Disadvantages of Vacuum Forming
29 SEP 2017
Vacuum forming is a process that's used for forming plastics. The plastic material is heated, stretched over a mold, then held tight by a vacuum. By the end of the process the plastic is sucked down to conform to the mold. There are both advantages and disadvantages to this manufacturing method.
One of the disadvantages of vacuum forming is the depth of the plastic pieces that you can use. According to plasticingenuity.com the plastic pieces that you can make with vacuum forming need to be relatively shallow, as deeper pieces can warp or twist in the process. Typically vacuum forming isn't used to create deeper pieces, but when it is special precautions have to be taken to stretch the plastic beforehand to prevent warping, which adds to the cost of the manufacturing.
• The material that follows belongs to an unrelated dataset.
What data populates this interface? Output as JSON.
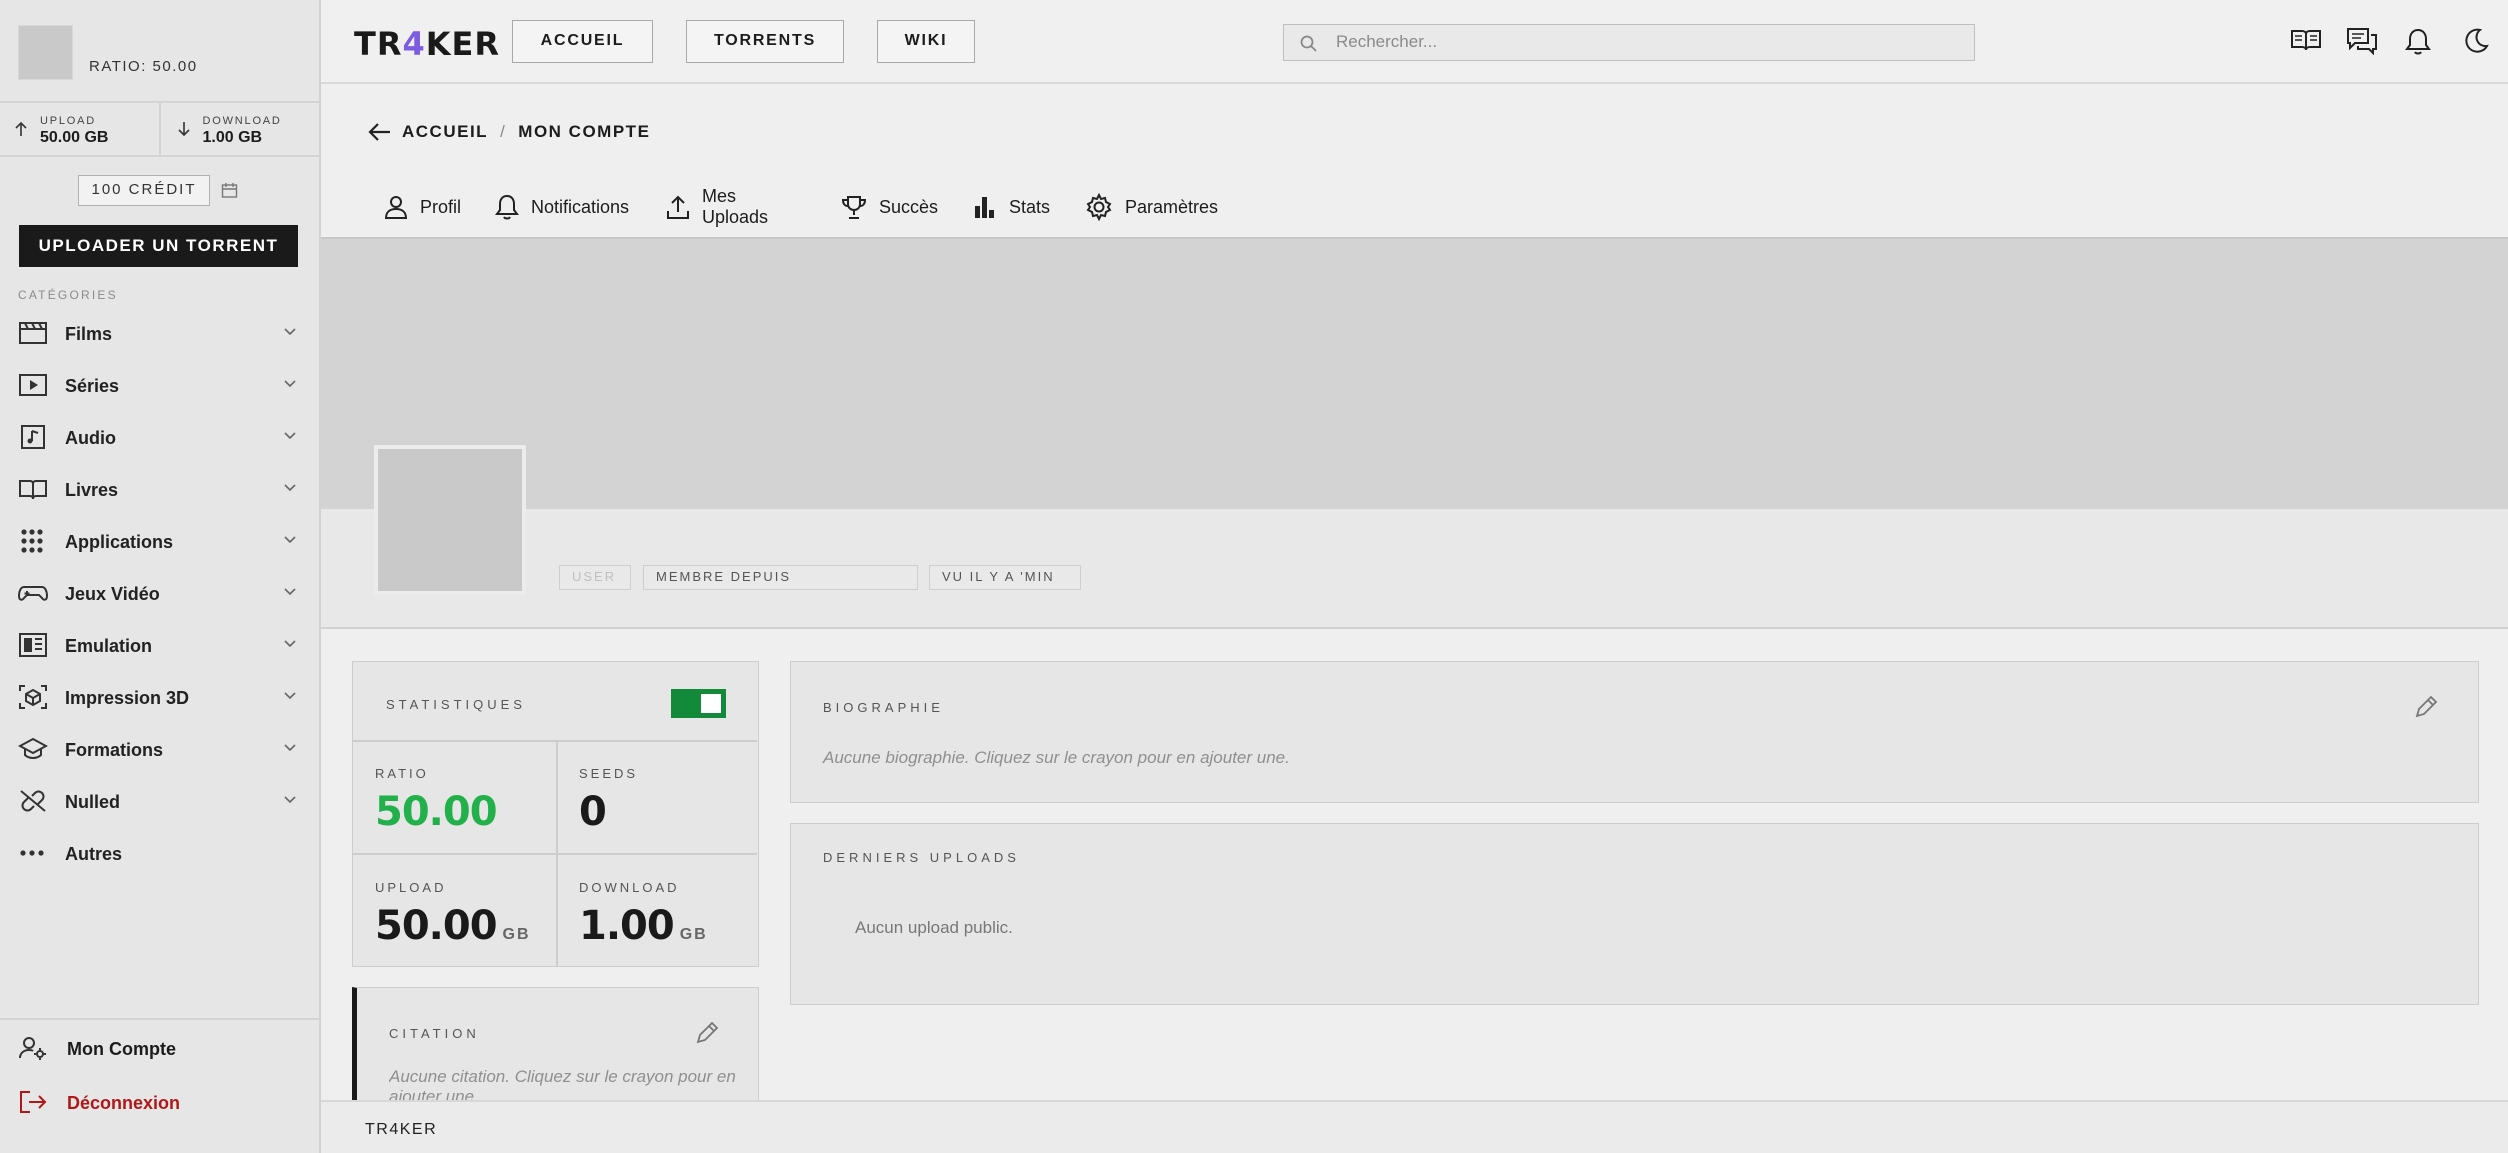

Vacuum forming plastic can also lead to distortion as the material forms bubbles. The bubbles form as a result of air pockets that get into the material while it's being stretched and molded and they can ruin the pieces produced. These bubbles form from additional moisture being absorbed into the plastic, so it's very important that if vacuum forming is the chosen manufacturing technique, the environment is strictly controlled so no added moisture messes up the process.
3 Production Speed
It's a fact, according to plasticingenuity.com, that vacuum forming cannot create as many pieces as quickly as other processes. The vacuum forming process is relatively cheap, but the trade off is that it has to be strictly controlled and that it's also relatively slow. Additionally, the speed of the vacuum molding has to be controlled because if the piece is left to sit too long it can spiderweb into cracks due to the long exposure to the necessary heat.